While analysts praised former finance minister Malusi Gigaba for a budget speech that steered clear of any shocks or nasty surprises, there are still a number of big changes that will hit South African pockets come April.
Arguably the biggest of these is the increase in the effective VAT rate, which will rise from 14% to 15% adding approximately R22.9 billion to the fiscus.
Bruce Fleming, a financial planner with Old Mutual Private Wealth Management said that the increase was a tough political decision – but said it was important to remember that it is the first such adjustment since 1993 and was therefore overdue.
However, Fleming warned that all households will feel the pinch of the increase, and while zero-rated food items will take some of the increased burden off the poor, there has been no further developments as to whether more items will be added to the basket or even if additional items will be introduced at all.
Commuters are expected to feel additional pain from 4 April with an increase in the fuel levy – although this increase could be slightly offset by a stronger rand and lower oil prices.
From this date the fuel levy will be increased by 52c per litre on 4 April, pushing up the general fuel levy to R3.62 per litre of petrol, after a hike of 30c per litre last year.
“This is quite significant as it will place an extra burden on all road users especially on those who mostly rely on public transport and will ultimately have an effect on inflation,” said Fleming.
As expected there was another increase in sin taxes and South Africans will pay between 6% and 10% more for alcohol, while smokers will be paying 8.5% more to sustain their habit.
Fleming said that this is expected to bring in an additional R1.33 billion in revenue in the 2018/19 financial year.
However, the increase in South Africa’s sin taxes are also particularly notable this year, given the recent push towards further legislating both alcohol and smoking regulations.
This means that we could see both a ban on public smoking and an increased drinking age (from 18 to 21) by the next budget speech.
‘Not Wealth’ taxes
“Income tax for the higher earners will continue to squeeze them as there is no relief for inflation in the top four tax brackets,” said Fleming.

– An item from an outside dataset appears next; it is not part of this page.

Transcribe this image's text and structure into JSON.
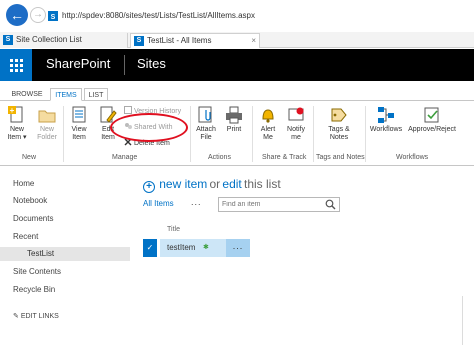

“While the bottom three personal income tax brackets as well as the primary, secondary and tertiary rebates will be partially adjusted for inflation through a 3.1% increase, the top four brackets will remain unchanged.”
Despite not seeing a direct increase in the higher wealth brackets, the budget was notable in the amount of ways it plans to indirectly tax wealthier South Africans.
This includes an increase in estate duty from 20% to 25% for estates worth R30 million or more, an explicit tax on smartphones, and an increase in the tax on vehicle prices.